What followed was a short, unhelpful and embarrassing interview session punctuated by long periods of silence. About five minutes in the PR person said, "Well I guess you've all got what you need" and Tom was hauled upright and led to the elevator.
I had been told earlier he would be doing a television interview immediately after us and so that night, maybe the following, I turned on to watch whatever that sorry spectacle might be.
And there was Tom, as alert as a bunny and cracking jokes, good natured and quick witted. I turned to whoever I was with and who knew about my pathetic and unpublishable experience and said the obvious, "I want what he was given in the lift".
Relic - Feb 9, 2010
Rockers-ungrateful buggers. One music paper reported Shane MacGowan (in Popes days) being booked into a modest hotel for one night by his then record company for promotional interviews. Days later an unrelated writer encountered him still booked in and still enthusiastically adding to the horrendous drinks tab. The weird, the wacko, the mildly and truly obnoxious are well represented among musicians, as the Back Pages here attest.
SaveOne time rock journo truism “it’s what’s in the grooves…” remains my line of enquiry and it sometimes pays off. Fer instance, among Queen St locals of the late 70s Graham Brazier was derided as a majorly out of it guy, a faux outlaw often living with his mum at her ‘bookshop’ at a time when cops regularly inspected second hand shops register of pawned items. Blue Tattoo, East of Eden and the earlier dittys still sound pretty good to me. Brian Wilson, avoid avoid as everyone bar his personality cult band probably does; take a listen to the forgotten “Love You” album, and while you’re at it pen “Surfs Up 2” if you have some spare time this weekend.

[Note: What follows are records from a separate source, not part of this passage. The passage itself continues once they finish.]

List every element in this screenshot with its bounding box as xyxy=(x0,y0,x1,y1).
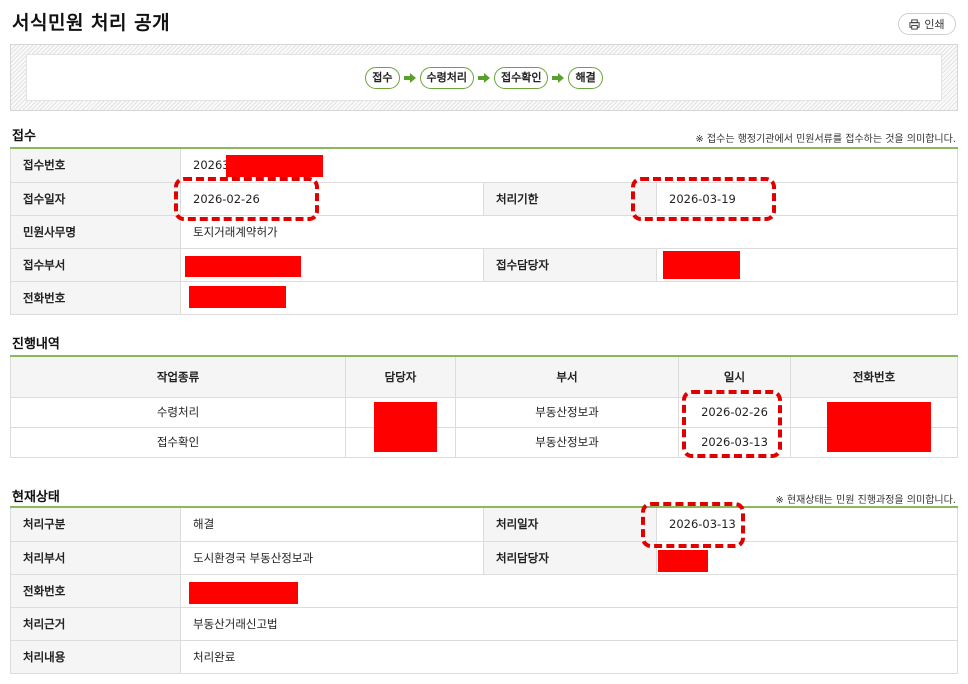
arrow-right-icon xyxy=(478,72,490,83)
step-reception: 접수 xyxy=(365,66,400,89)
history-header-type: 작업종류 xyxy=(10,357,346,398)
arrow-right-icon xyxy=(552,72,565,83)
content-value: 처리완료 xyxy=(180,640,958,674)
status-title: 현재상태 xyxy=(12,490,60,505)
redaction-block xyxy=(189,582,298,604)
process-steps-panel: 접수 수령처리 접수확인 해결 xyxy=(10,44,958,111)
redaction-block xyxy=(226,155,323,177)
history-type: 수령처리 xyxy=(10,397,346,428)
status-dept-value: 도시환경국 부동산정보과 xyxy=(180,541,484,575)
table-row: 수령처리 부동산정보과 2026-02-26 xyxy=(10,397,958,428)
reception-phone-label: 전화번호 xyxy=(10,281,181,315)
page-title: 서식민원 처리 공개 xyxy=(12,12,171,34)
status-dept-label: 처리부서 xyxy=(10,541,181,575)
step-receipt-processing: 수령처리 xyxy=(419,66,474,89)
redaction-block xyxy=(827,402,931,452)
history-table: 작업종류 담당자 부서 일시 전화번호 수령처리 부동산정보과 2026-02-… xyxy=(10,357,958,458)
reception-dept-label: 접수부서 xyxy=(10,248,181,282)
redaction-block xyxy=(663,251,740,279)
process-steps: 접수 수령처리 접수확인 해결 xyxy=(26,54,942,101)
basis-label: 처리근거 xyxy=(10,607,181,641)
redaction-block xyxy=(189,286,286,308)
redaction-block xyxy=(658,550,708,572)
processed-date-label: 처리일자 xyxy=(483,508,657,542)
reception-manager-label: 접수담당자 xyxy=(483,248,657,282)
receipt-date-label: 접수일자 xyxy=(10,182,181,216)
reception-note: ※ 접수는 행정기관에서 민원서류를 접수하는 것을 의미합니다. xyxy=(695,134,956,145)
category-label: 처리구분 xyxy=(10,508,181,542)
status-phone-label: 전화번호 xyxy=(10,574,181,608)
highlight-annotation xyxy=(631,177,776,221)
step-resolved: 해결 xyxy=(568,66,603,89)
reception-title: 접수 xyxy=(12,129,36,144)
history-title: 진행내역 xyxy=(12,337,60,352)
step-confirmation: 접수확인 xyxy=(494,66,549,89)
status-table: 처리구분 해결 처리일자 2026-03-13 처리부서 도시환경국 부동산정보… xyxy=(10,508,958,674)
history-header-manager: 담당자 xyxy=(345,357,456,398)
print-label: 인쇄 xyxy=(924,18,945,31)
history-dept: 부동산정보과 xyxy=(455,427,679,458)
history-type: 접수확인 xyxy=(10,427,346,458)
redaction-block xyxy=(185,256,301,277)
category-value: 해결 xyxy=(180,508,484,542)
receipt-no-label: 접수번호 xyxy=(10,149,181,183)
print-button[interactable]: 인쇄 xyxy=(898,13,956,35)
highlight-annotation xyxy=(174,177,319,221)
table-row: 접수확인 부동산정보과 2026-03-13 xyxy=(10,427,958,458)
office-label: 민원사무명 xyxy=(10,215,181,249)
status-note: ※ 현재상태는 민원 진행과정을 의미합니다. xyxy=(775,495,956,506)
arrow-right-icon xyxy=(403,72,416,83)
history-header-phone: 전화번호 xyxy=(790,357,958,398)
basis-value: 부동산거래신고법 xyxy=(180,607,958,641)
highlight-annotation xyxy=(682,390,782,458)
status-manager-label: 처리담당자 xyxy=(483,541,657,575)
highlight-annotation xyxy=(641,502,745,548)
redaction-block xyxy=(374,402,437,452)
reception-phone-value xyxy=(180,281,958,315)
printer-icon xyxy=(909,18,920,30)
history-dept: 부동산정보과 xyxy=(455,397,679,428)
content-label: 처리내용 xyxy=(10,640,181,674)
history-header-dept: 부서 xyxy=(455,357,679,398)
reception-table: 접수번호 20263 접수일자 2026-02-26 처리기한 2026-03-… xyxy=(10,149,958,315)
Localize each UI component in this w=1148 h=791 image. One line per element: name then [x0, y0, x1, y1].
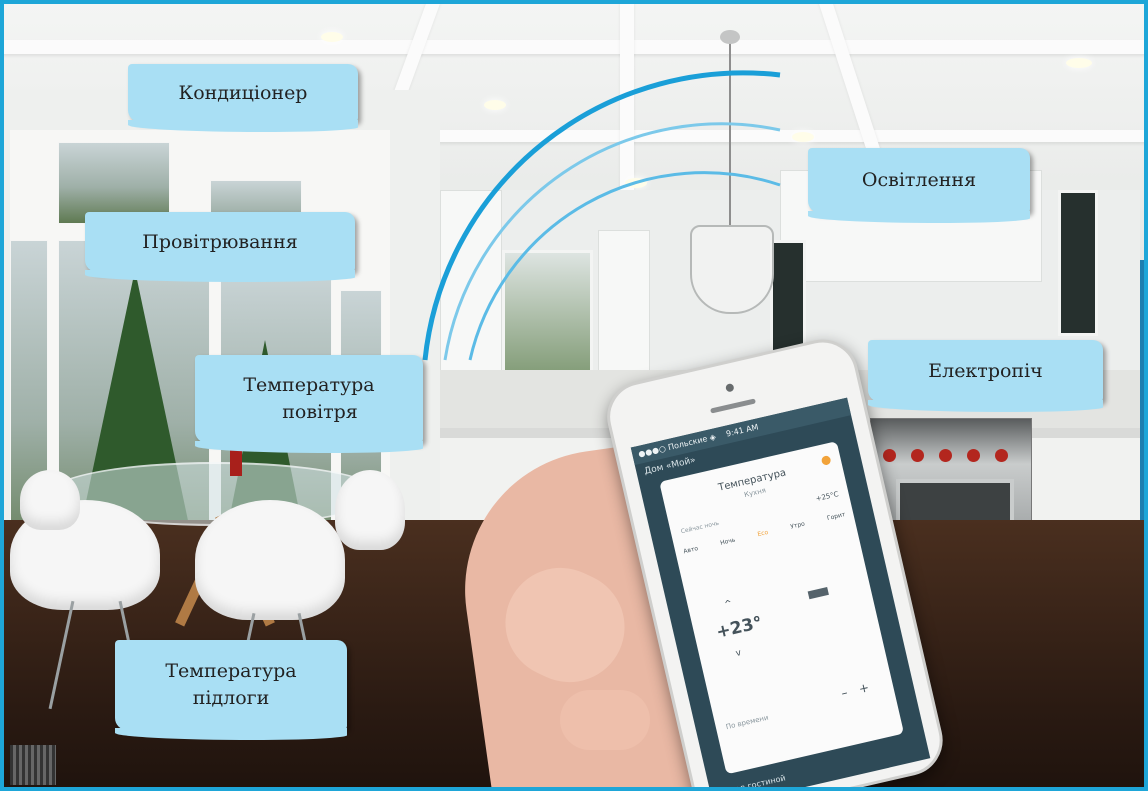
- photo-frame: ●●●○ Польские ◈ 9:41 AM Дом «Мой» Темпер…: [0, 0, 1148, 791]
- increase-button[interactable]: +: [857, 680, 870, 696]
- label-text: Освітлення: [861, 169, 977, 191]
- decrease-button[interactable]: –: [840, 685, 849, 700]
- carrier-text: ●●●○ Польские ◈: [637, 432, 717, 459]
- label-electric-oven: Електропіч: [868, 340, 1103, 412]
- mode-selector: Авто Ночь Eco Утро Горит: [683, 511, 846, 555]
- signal-arc-middle: [443, 122, 781, 361]
- chevron-up-icon[interactable]: ^: [724, 599, 734, 610]
- label-text: Провітрювання: [142, 230, 298, 253]
- schedule-label[interactable]: По времени: [725, 714, 769, 732]
- status-time: 9:41 AM: [725, 422, 760, 439]
- label-text: Електропіч: [928, 359, 1043, 382]
- signal-arc-inner: [468, 171, 781, 361]
- footer-device-item[interactable]: Свет в гостиной: [718, 773, 787, 791]
- label-text: Температура: [243, 374, 375, 396]
- mode-option[interactable]: Горит: [826, 511, 846, 522]
- label-text: Кондиціонер: [178, 81, 308, 104]
- label-air-conditioner: Кондиціонер: [128, 64, 358, 132]
- chevron-down-icon[interactable]: v: [735, 648, 742, 659]
- label-text: підлоги: [192, 687, 270, 709]
- label-lighting: Освітлення: [808, 148, 1030, 223]
- mode-option[interactable]: Утро: [790, 520, 806, 530]
- current-temperature: +25°C: [815, 490, 840, 504]
- label-air-temperature: Температура повітря: [195, 355, 423, 453]
- mode-option[interactable]: Ночь: [720, 537, 736, 547]
- label-ventilation: Провітрювання: [85, 212, 355, 282]
- front-camera: [725, 382, 735, 393]
- signal-arc-outer: [422, 70, 781, 361]
- label-text: Температура: [165, 660, 297, 682]
- label-floor-temperature: Температура підлоги: [115, 640, 347, 740]
- temperature-card: Температура Кухня Сейчас ночь +25°C Авто…: [659, 441, 905, 775]
- signal-strength-icon: [807, 586, 829, 600]
- current-mode-text: Сейчас ночь: [680, 519, 720, 536]
- label-text: повітря: [282, 401, 358, 423]
- mode-option[interactable]: Авто: [683, 545, 699, 555]
- earpiece-speaker: [710, 398, 756, 414]
- mode-option-selected[interactable]: Eco: [757, 529, 769, 538]
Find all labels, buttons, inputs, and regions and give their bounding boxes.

Does talent preclude human decency, small talk, or even plain old product flogging? Nah it’s probably just the addictions and personality disorders. Pettys main failing for me is his high count of first person and other relationship songs that have become translucent over the years. Despite being a southern boy he has barely written one song (Southern Accents?) that compares with what the Canadians (and Levon) from The Band and a 100 subsequent whispery alt. count. groups have produced about the South.
A career stoner and heavier dabbler, but, just occasionally when the band chimes in with that rolling guitar sound I get it. All the greats have a certain sound, which the Heartbreakers, sackings and death notwithstanding do have, Petty just never wrote many great songs and maybe did become old while still youngish as GR alludes to. He squeezed out at least a handful of button pushing singles among all the mid tempo rockers that were authentic to some desert fried world view such as “A Room at the Top”.
I recently viewed the 4 hour Peter Bogdanovich film “Running Down a Dream” a TP & Heartbreakers career spanning effort. Nice pack. The blurb claims they never produced the same record twice. They sure kept a few graphic artists busy over the years. Included is a bonus CD, last track is a first take 06 rehearsal of Hank Williams “Lost Highway”, nice version, first time ever sung by Tom apparently, wrote the lyrics down in the car on the way over etc. real, poignant almost, until you hear Toms air-conditioned dry voice immediately after, and struggle for meaning, has he sincerely equated the song with his life or is he way loaded man?
Who cares perhaps, I often slap on the Grateful Dead cover of “One Toke Over the Line” and cheer up immediately.